Svetlanov New World Rite

0 of 5 stars

Dvořák
Symphony No.9 in E minor, Op.95 (From the New World)
Stravinsky
The Rite of Spring
Mosolov
Zavod (The Iron Foundry)

USSR State Symphony Orchestra
Evgeny Svetlanov

Recorded live in the Great Hall of the Moscow State Conservatoire – Dvořák on 17 March 1981, Stravinsky on 24 May 1966, Mosolov on 2 October 1975


Reviewed by: Colin Anderson

Reviewed: November 2004
CD No: SCRIBENDUM SC 030
Duration: 78 minutes

Performances full of character and individuality, the ‘New World’ opens with more than usual solemnity, Evgeny Svetlanov highlighting dissonance and timpani most dramatically. The first movement’s exposition (not repeated) is generally lively, Svetlanov making a pointed slowing for the flute melody. Thus begins a performance notable for much mellifluous phrasing, trenchant attack, and the bringing out of detail in sometimes unexpected ways, and with an ebb and flow, that while not always organic, is always persuasive, Svetlanov displaying affection for the score and drawing wholesale commitment from his orchestra.

This, then, is a thoroughly fresh account of very familiar music, one that vitalises one’s response to it. Live the performance may be, but there’s obvious editing, not least either side of the Largo’s famous cor anglais melody, which suggests that the source is actually something of a patchwork (and the cor anglais player fluffs a note!). This movement is spaciously done, the phrasing intense and moulded. However, recorded perspectives are susceptible to change (cuts between dress rehearsal and concert performance?). The recording quality itself, although a tad limited, is also vivid and tangible enough – certainly to convey the stinging fortissimos of the brass!
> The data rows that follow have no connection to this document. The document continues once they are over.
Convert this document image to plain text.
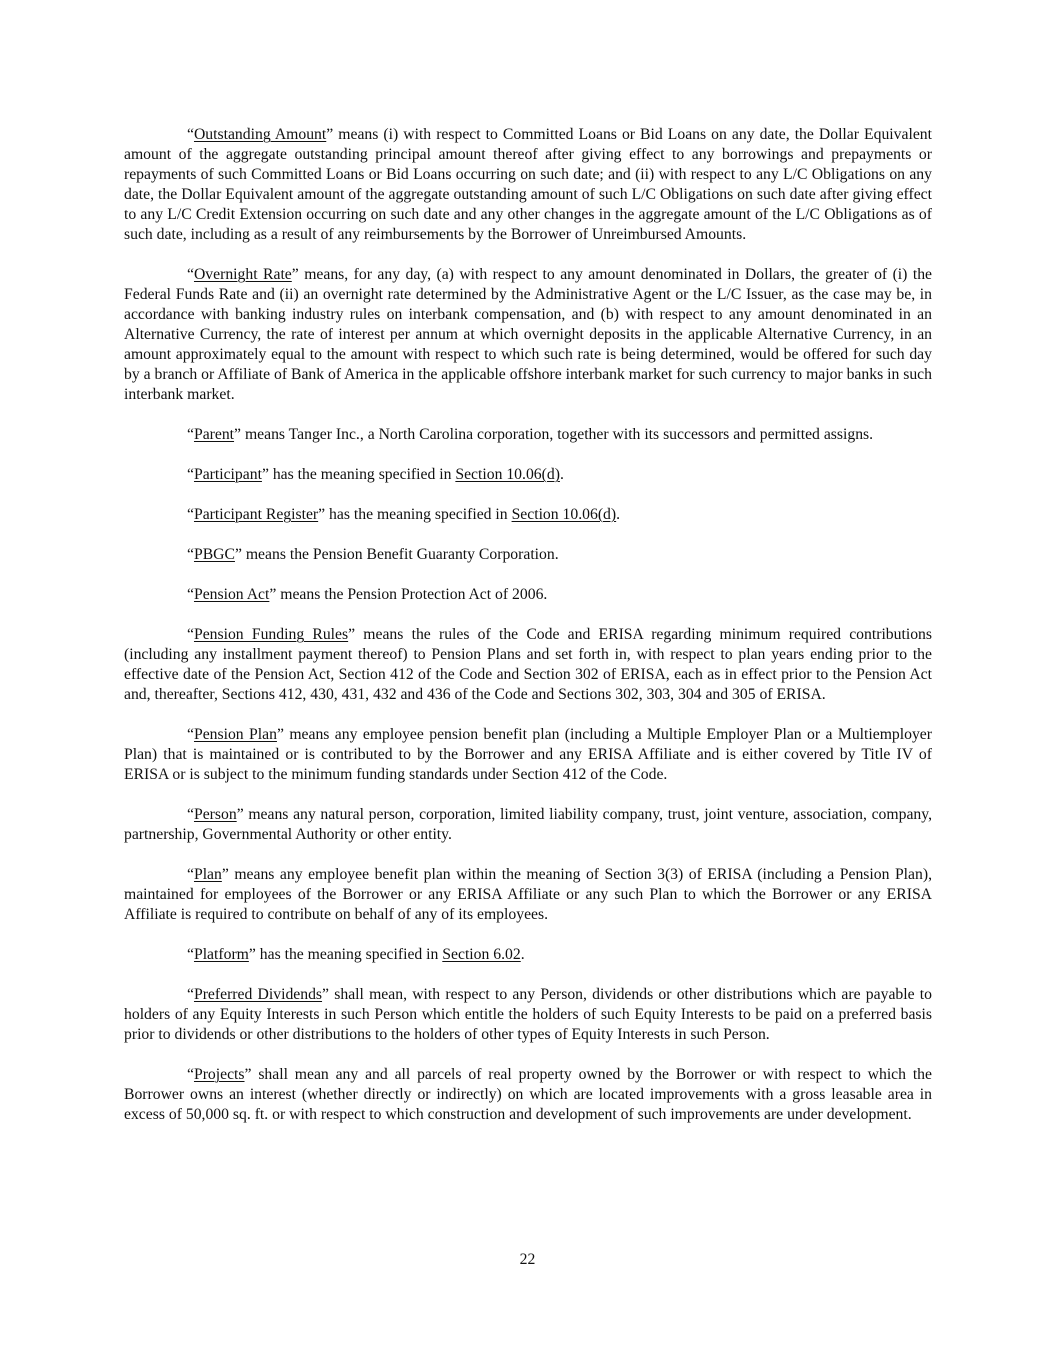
“Outstanding Amount” means (i) with respect to Committed Loans or Bid Loans on any date, the Dollar Equivalent amount of the aggregate outstanding principal amount thereof after giving effect to any borrowings and prepayments or repayments of such Committed Loans or Bid Loans occurring on such date; and (ii) with respect to any L/C Obligations on any date, the Dollar Equivalent amount of the aggregate outstanding amount of such L/C Obligations on such date after giving effect to any L/C Credit Extension occurring on such date and any other changes in the aggregate amount of the L/C Obligations as of such date, including as a result of any reimbursements by the Borrower of Unreimbursed Amounts.

“Overnight Rate” means, for any day, (a) with respect to any amount denominated in Dollars, the greater of (i) the Federal Funds Rate and (ii) an overnight rate determined by the Administrative Agent or the L/C Issuer, as the case may be, in accordance with banking industry rules on interbank compensation, and (b) with respect to any amount denominated in an Alternative Currency, the rate of interest per annum at which overnight deposits in the applicable Alternative Currency, in an amount approximately equal to the amount with respect to which such rate is being determined, would be offered for such day by a branch or Affiliate of Bank of America in the applicable offshore interbank market for such currency to major banks in such interbank market.

“Parent” means Tanger Inc., a North Carolina corporation, together with its successors and permitted assigns.

“Participant” has the meaning specified in Section 10.06(d).

“Participant Register” has the meaning specified in Section 10.06(d).

“PBGC” means the Pension Benefit Guaranty Corporation.

“Pension Act” means the Pension Protection Act of 2006.

“Pension Funding Rules” means the rules of the Code and ERISA regarding minimum required contributions (including any installment payment thereof) to Pension Plans and set forth in, with respect to plan years ending prior to the effective date of the Pension Act, Section 412 of the Code and Section 302 of ERISA, each as in effect prior to the Pension Act and, thereafter, Sections 412, 430, 431, 432 and 436 of the Code and Sections 302, 303, 304 and 305 of ERISA.

“Pension Plan” means any employee pension benefit plan (including a Multiple Employer Plan or a Multiemployer Plan) that is maintained or is contributed to by the Borrower and any ERISA Affiliate and is either covered by Title IV of ERISA or is subject to the minimum funding standards under Section 412 of the Code.

“Person” means any natural person, corporation, limited liability company, trust, joint venture, association, company, partnership, Governmental Authority or other entity.

“Plan” means any employee benefit plan within the meaning of Section 3(3) of ERISA (including a Pension Plan), maintained for employees of the Borrower or any ERISA Affiliate or any such Plan to which the Borrower or any ERISA Affiliate is required to contribute on behalf of any of its employees.

“Platform” has the meaning specified in Section 6.02.

“Preferred Dividends” shall mean, with respect to any Person, dividends or other distributions which are payable to holders of any Equity Interests in such Person which entitle the holders of such Equity Interests to be paid on a preferred basis prior to dividends or other distributions to the holders of other types of Equity Interests in such Person.

“Projects” shall mean any and all parcels of real property owned by the Borrower or with respect to which the Borrower owns an interest (whether directly or indirectly) on which are located improvements with a gross leasable area in excess of 50,000 sq. ft. or with respect to which construction and development of such improvements are under development.

22
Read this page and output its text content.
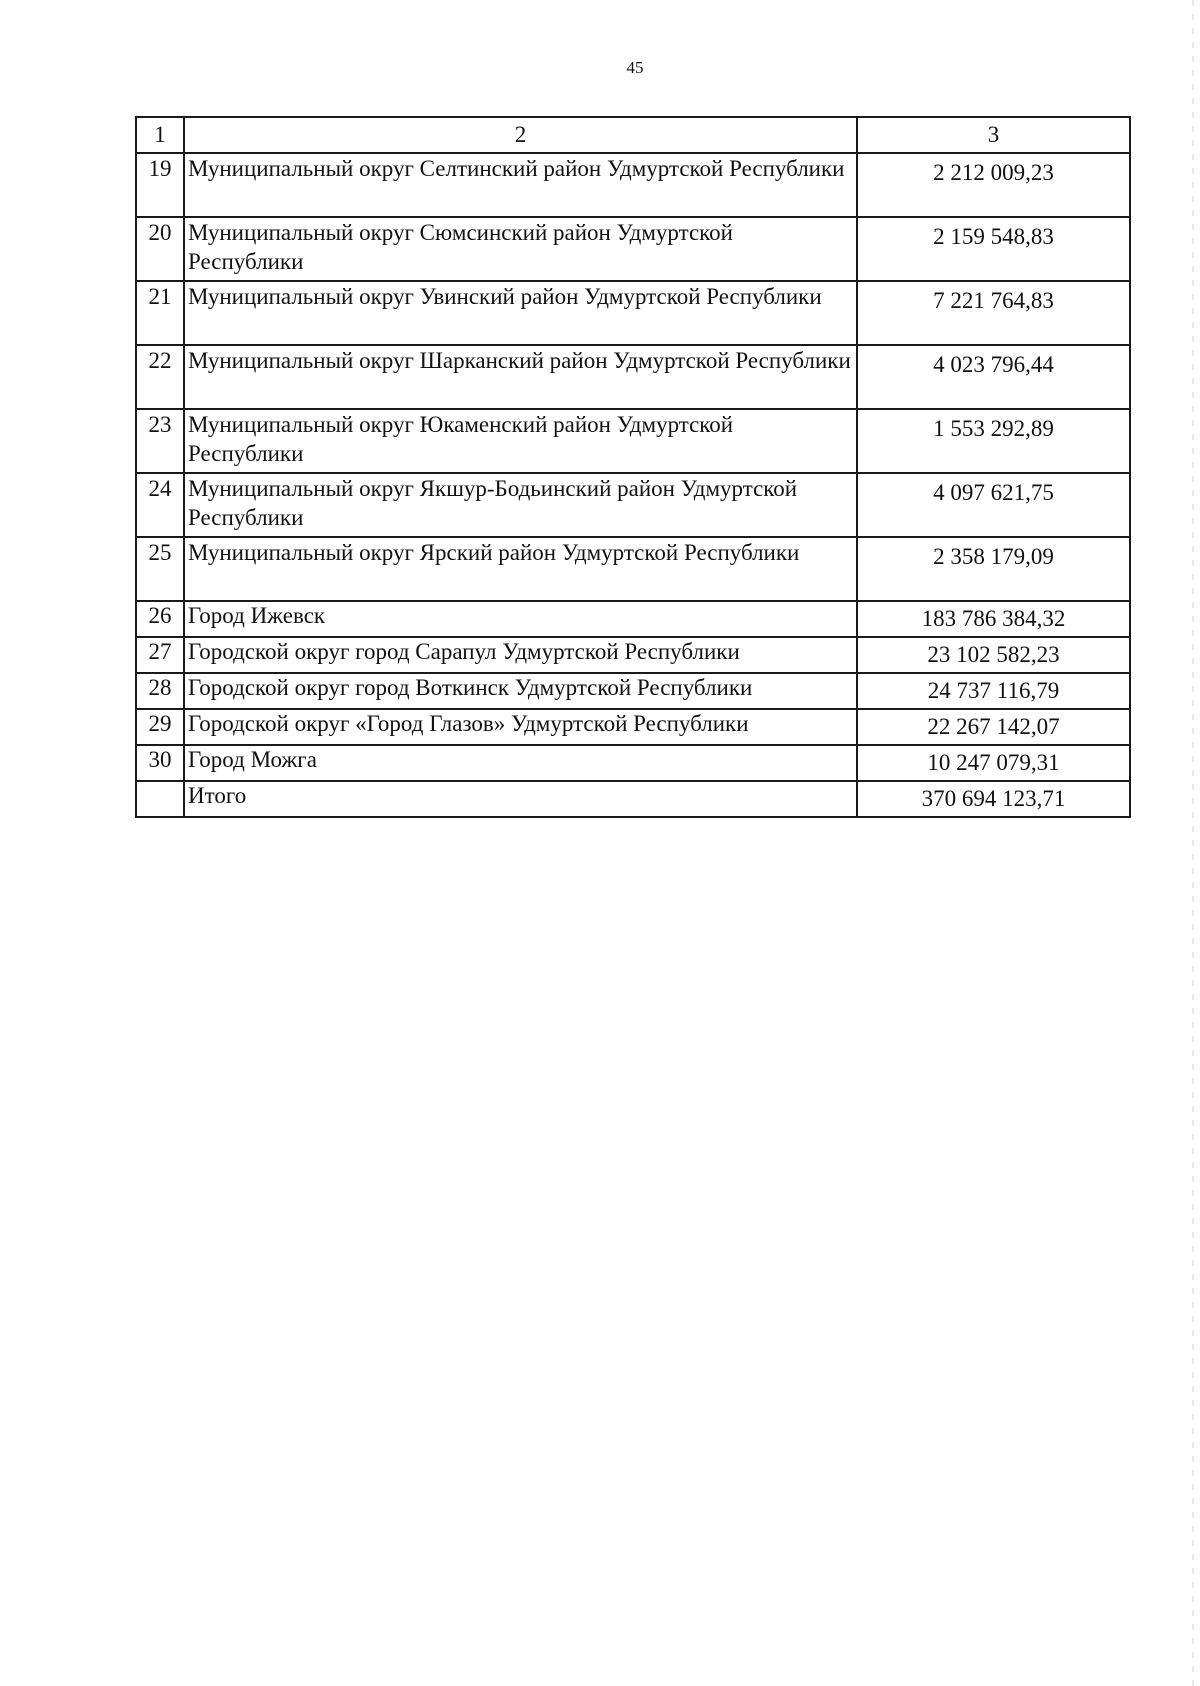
45
1	2	3
19	Муниципальный округ Селтинский район Удмуртской Республики	2 212 009,23
20	Муниципальный округ Сюмсинский район Удмуртской Республики	2 159 548,83
21	Муниципальный округ Увинский район Удмуртской Республики	7 221 764,83
22	Муниципальный округ Шарканский район Удмуртской Республики	4 023 796,44
23	Муниципальный округ Юкаменский район Удмуртской Республики	1 553 292,89
24	Муниципальный округ Якшур-Бодьинский район Удмуртской Республики	4 097 621,75
25	Муниципальный округ Ярский район Удмуртской Республики	2 358 179,09
26	Город Ижевск	183 786 384,32
27	Городской округ город Сарапул Удмуртской Республики	23 102 582,23
28	Городской округ город Воткинск Удмуртской Республики	24 737 116,79
29	Городской округ «Город Глазов» Удмуртской Республики	22 267 142,07
30	Город Можга	10 247 079,31
	Итого	370 694 123,71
Technical reservations aside, this is an engrossing performance, one with a hard-driven, rhythmically infallible scherzo, Svetlanov introducing lilting contrasts very effectively, and a finale that balances energy and lyricism (even truculence) potently – right up to a final fortissimo flourish that completely overrides the composer’s requested diminuendo and sustained pianissimo; but, then, Svetlanov’s interpretation is also at odds with blandness.

The Rite of Spring is a real ‘Russian’ account (and knocks spots of more recent ‘pretenders’ in this work). It is also very well recorded with a depth of sound and a vividness of detail and impact that belies its 1966 provenance (although don’t expect too much ‘distant’ atmosphere at the start of Part Two). Svetlanov’s weight of attack, his measured tempos and sense of ritual add up to a formidably fine account, one for the theatre rather than the concert hall. The rushes of adrenaline are thrilling as is Svetlanov’s liberation and placing of overlooked details. Control and abandon, fervour and clarity, sophistication and paganism are all present, wonderfully blended, played as if lives depended on it.

Sadly, one must report a poor edit in the closing ‘Sacrificial Dance’, track 18 at 2’31”, that seems to lose a beat or two of music – but this studio account (surely, there’s no trace of an audience) is really something.

As an encore, realism replacing imagination, is Mosolov’s once notorious Iron Foundry, mechanistic and menacing, and delivered in a (definitely live) pile-driving performance.